Auteur Tony Kushner maakte in 1991 een diepe indruk met de diptiek ‘Angels in America’. In de eerste plaats omwille van het gewaagde onderwerp: op het hoogtepunt van de aids-crisis werd zijn verhaal over een aidspatiënt ook een portret van de Verenigde Staten onder Reagan. Kushner koos er bovendien voor om niet-realistische elementen, zoals de verschijning van een engel, in een realistisch verhaal binnen te brengen. Olympique Dramatique brengt nu een radicale bewerking van dat stuk.
In dit stuk lopen enkele verhalen parallel.
Kushner schetst ten eerste de relatieproblemen van een homokoppel. Louis
Ironson kan het leven naast de dodelijk zieke Prior Walter niet aan. Schuld en
onvermogen zijn hier de rode draad. Daarnaast volgen we de Mormoon Joe Porter
Pitt, die carrière maakt als advocaat maar ook langzaam zijn homoseksuele
verlangens onderkent als hij verliefd wordt op Louis.

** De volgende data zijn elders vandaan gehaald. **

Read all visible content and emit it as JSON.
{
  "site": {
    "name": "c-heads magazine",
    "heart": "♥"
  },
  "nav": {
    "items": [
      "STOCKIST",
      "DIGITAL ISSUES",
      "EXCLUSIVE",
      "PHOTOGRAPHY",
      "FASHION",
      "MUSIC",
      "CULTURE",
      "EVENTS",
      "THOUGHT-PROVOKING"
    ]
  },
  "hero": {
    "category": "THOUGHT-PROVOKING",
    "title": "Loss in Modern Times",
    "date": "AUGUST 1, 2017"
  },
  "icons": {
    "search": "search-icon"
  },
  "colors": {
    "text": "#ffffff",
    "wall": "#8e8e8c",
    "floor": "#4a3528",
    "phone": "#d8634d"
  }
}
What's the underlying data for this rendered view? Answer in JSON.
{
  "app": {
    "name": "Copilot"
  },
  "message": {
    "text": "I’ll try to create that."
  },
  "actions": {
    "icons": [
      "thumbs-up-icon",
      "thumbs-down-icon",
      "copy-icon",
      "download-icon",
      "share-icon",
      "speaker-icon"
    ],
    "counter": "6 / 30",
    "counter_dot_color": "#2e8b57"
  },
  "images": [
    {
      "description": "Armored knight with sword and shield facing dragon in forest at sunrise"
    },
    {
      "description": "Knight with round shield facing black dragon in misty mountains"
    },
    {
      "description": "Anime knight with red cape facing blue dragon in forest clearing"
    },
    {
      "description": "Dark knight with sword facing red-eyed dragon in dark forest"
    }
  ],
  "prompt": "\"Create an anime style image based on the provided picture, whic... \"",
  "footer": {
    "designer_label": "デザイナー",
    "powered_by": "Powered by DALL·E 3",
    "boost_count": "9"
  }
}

Kushner plaatste Joe, als Mormoon, binnen een uiterst
conservatieve Amerikaanse religie. Een wat vreemde keuze, al biedt het feit dat
de Mormonen zich beroepen op de engel Moroni misschien een verklaring. We
volgen ook Joe’s vrouw Harper, die kampt met psychologische problemen én
seksueel gefrustreerd is.
Kushner voegde ook een historisch personage
aan het stuk toe: Roy Cohn was een rechtse, joodse advocaat. Zijn grootste
wapenfeit: hij kreeg de Rosenbergs op de elektrische stoel op verdenking van atoomspionage
voor de USSR. Maar als homoseksueel loopt Cohn later aids op, iets wat deze moraalridder
uit alle macht ontkende, gezien zijn reputatie bij conservatief Amerika.Marc reynebau schetst in
het programmaboek een compleet portret van deze rechterhand van senator
MacCarthy.
Dit polyfonische stuk heeft de vertelstructuur
van een televisieserie die snel snijdt van de ene naar de andere scène. Inhoudelijk
krijg je zo een wat overdruk tapijt van standpunten: wat is medelijden, wat is
de rol van religie, wat is het belang van seksuele bevrediging, wat is de toestand
van de Verenigde Staten? Het is vooral een stuk vol scherpe vragen, maar niet
zo duidelijke antwoorden.
Olympique Dramatique heeft voor een radicale
aankleding geopteerd : het speelvlak, ontworpen door Stef Stessels, reikt tot
in de zaal : een gouden catwalk die dwars door het publiek loopt. Een grote
gouden rechthoek is de centrale plek voor de actie. Vanop het balkon zie je een
soort kruis. Het goud geeft het geheel een soort verhevenheid die ik niet kan
plaatsen. Staat het symbool voor iets?
Het gevolg is wel dat de handelingen zich
afspelen in een grote abstracte ruimte. Regisseurs Tom Dewispelaere en Stijn
Van Opstal hebben ook de objecten deze afstandelijke, zeg maar nette, kwaliteit
gegeven. Zo ligt Prior nooit op een realistisch ziekbed, alsof de makers zich
hebben willen afzetten tegen teveel beelden.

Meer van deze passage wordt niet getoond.